Doch auch Celentanos Freiheit ist begrenzt. Nur vier Folgen von "RockPolitik" soll es geben, ob es tatsächlich so viele werden ist nicht garantiert. Wütende Reaktionen der Regierungsparteien gab es schon, als die erste Folge kaum zu Ende war. Einzig der Ministerpräsident schien ganz andere Sorgen zu haben. Er plant derzeit, die Gesetze zur Einschränkung von Wahlwerbung zu ändern, um die drohende Niederlage bei den Wahlen noch abzuwenden. Erst gestern folgte die Reaktion Berlusconis: "Celentano ist nur die letzte Episode eines Systems von Fernsehen und Presse, das seit 2001 systematisch die Arbeit der Regierung und des Ministerpräsidenten attackiert." Dazu nannte er die Namen von sechs Komikern, was Oppositionsführer Romano Prodi mit den Worten kommentierte: "Nun gibt es wieder Ächtungslisten."

Als Berlusconi 2002 drei ungeliebte Kritiker namentlich genannt hatte, war neben Michele Santoro auch Enzo Biagi betroffen.

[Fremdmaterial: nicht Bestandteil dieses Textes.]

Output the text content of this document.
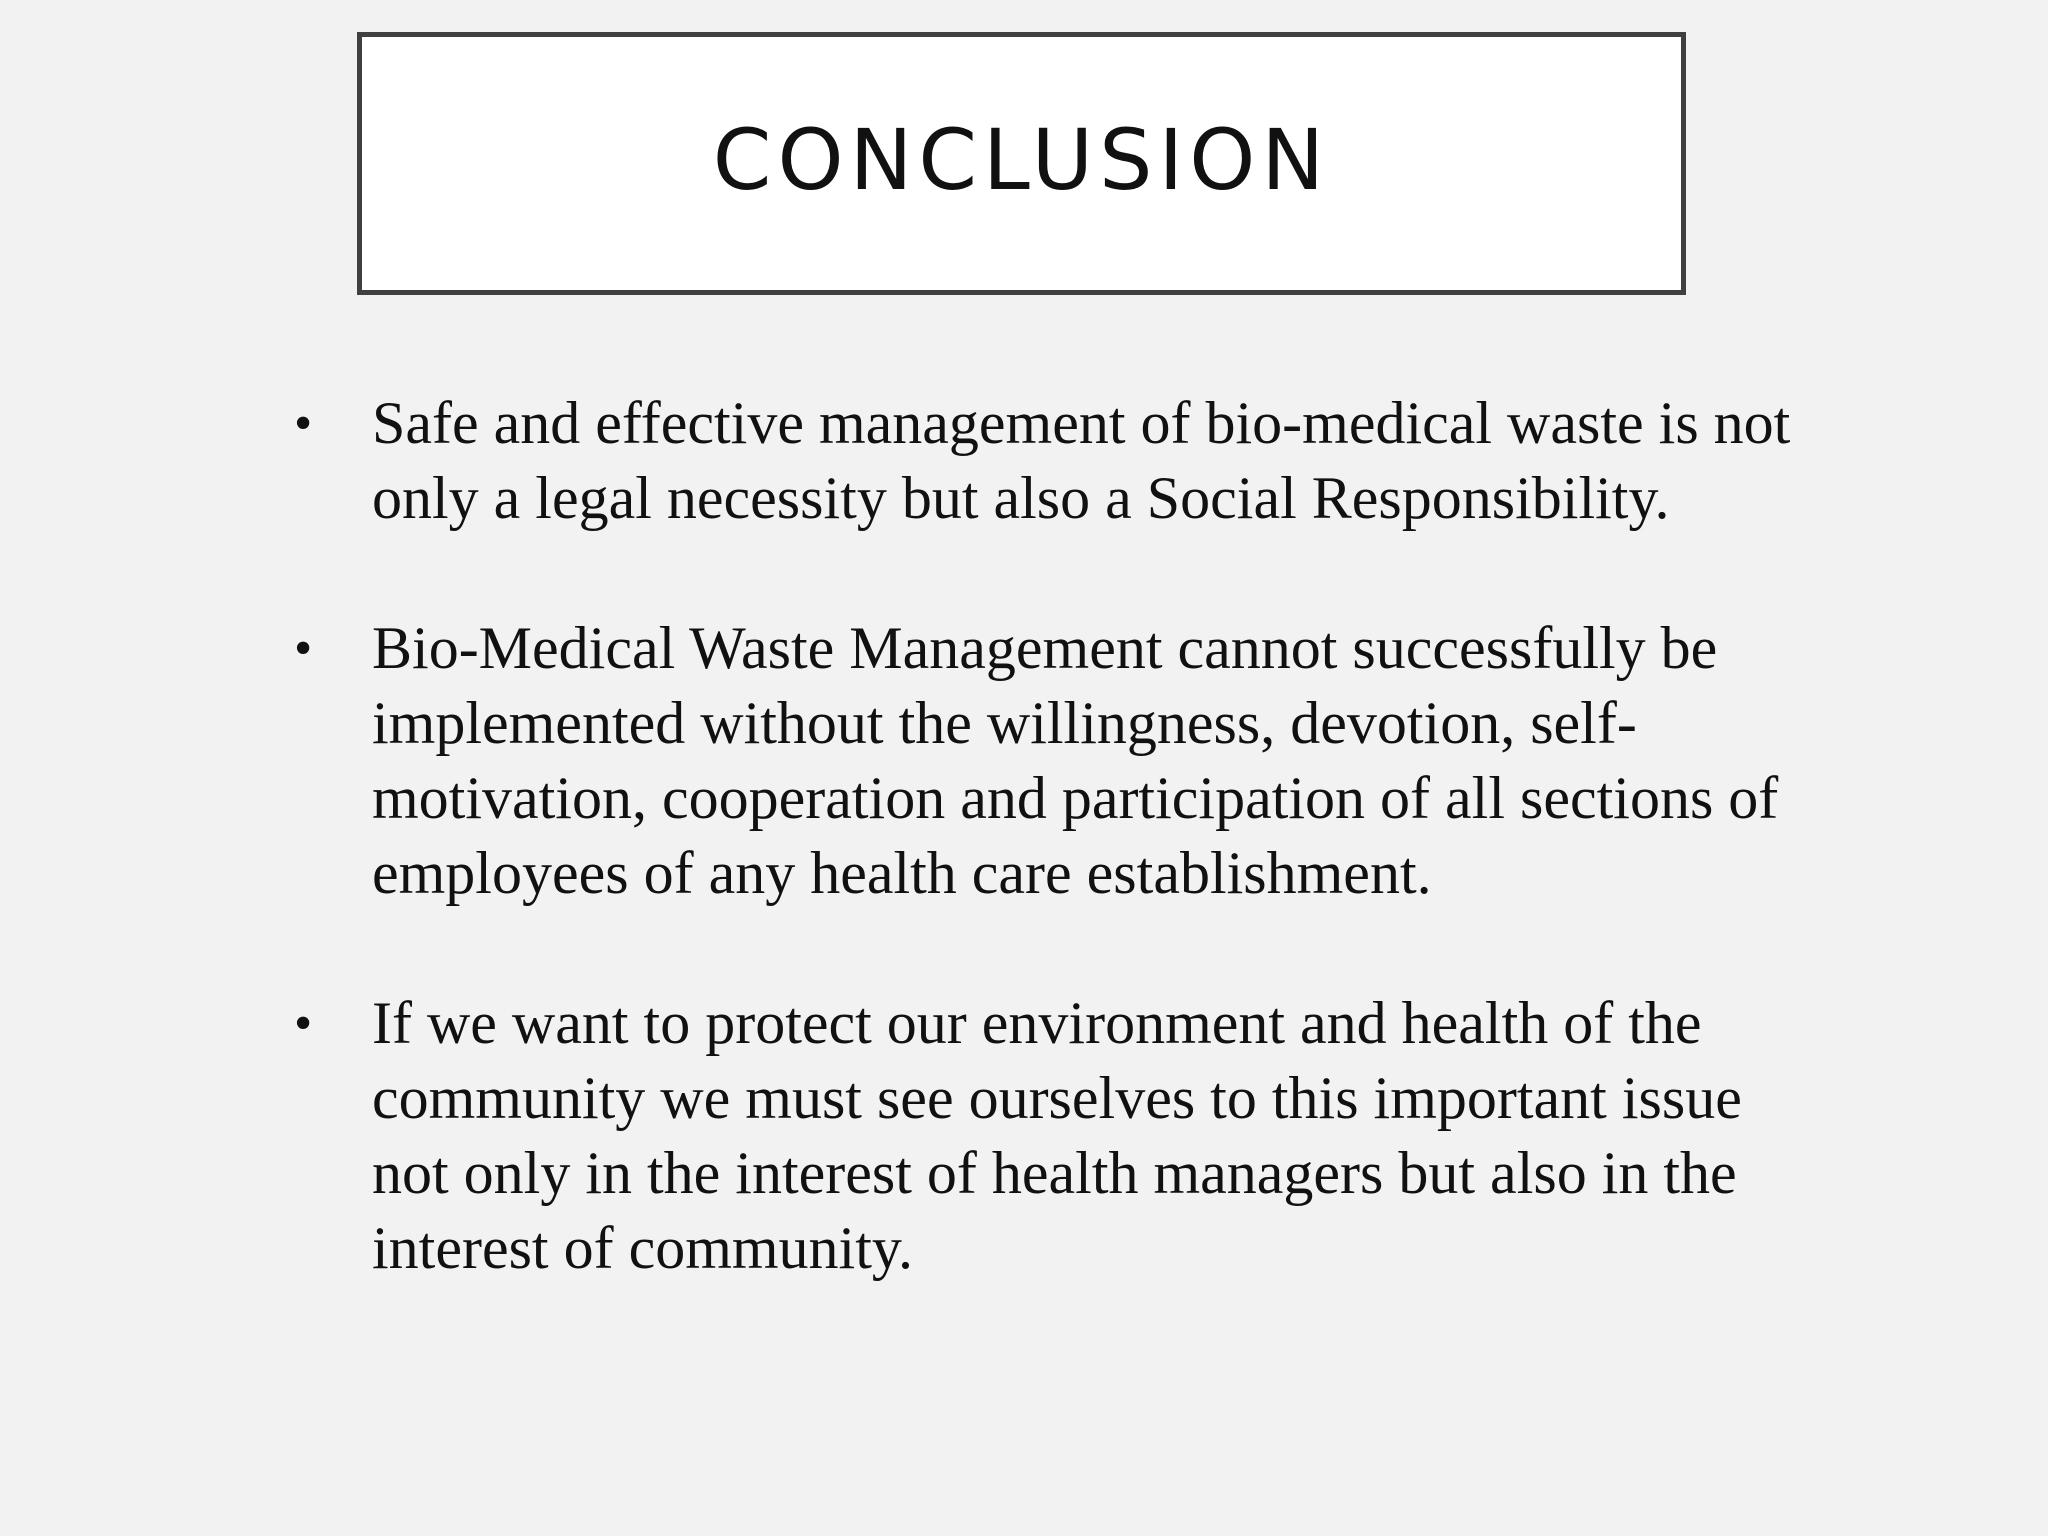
CONCLUSION
• Safe and effective management of bio-medical waste is not only a legal necessity but also a Social Responsibility.
• Bio-Medical Waste Management cannot successfully be implemented without the willingness, devotion, self-motivation, cooperation and participation of all sections of employees of any health care establishment.
• If we want to protect our environment and health of the community we must see ourselves to this important issue not only in the interest of health managers but also in the interest of community.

Der 85-Jährige ist einer der renommiertesten Journalisten Italiens. Es war insbesondere ein Interview mit dem Komiker Roberto Benigni, das ihm Berlusconi verübelte und zur Entlassung Biagis geführt hatte. In seiner Absage an Celentano hatte Biagi geschrieben, er hoffe die Personen, die ihn am Weiterarbeiten gehindert haben, seien heute nicht mehr so stark, auch Celentano daran zu hindern.

Das muss sich schon im Laufe dieser Woche zeigen, denn für die nächste Folge von "RockPolitik" am kommenden Donnerstag hat sich eben jener Roberto Benigni angekündigt. Der Oscar-Preisträger will seinen neuen Film vorstellen. Damit ist ein weiteres, für Berlusconi unbequemes Thema programmiert. Denn in Benignis Film, "Der Tiger und der Schnee", geht es um den Krieg im Irak.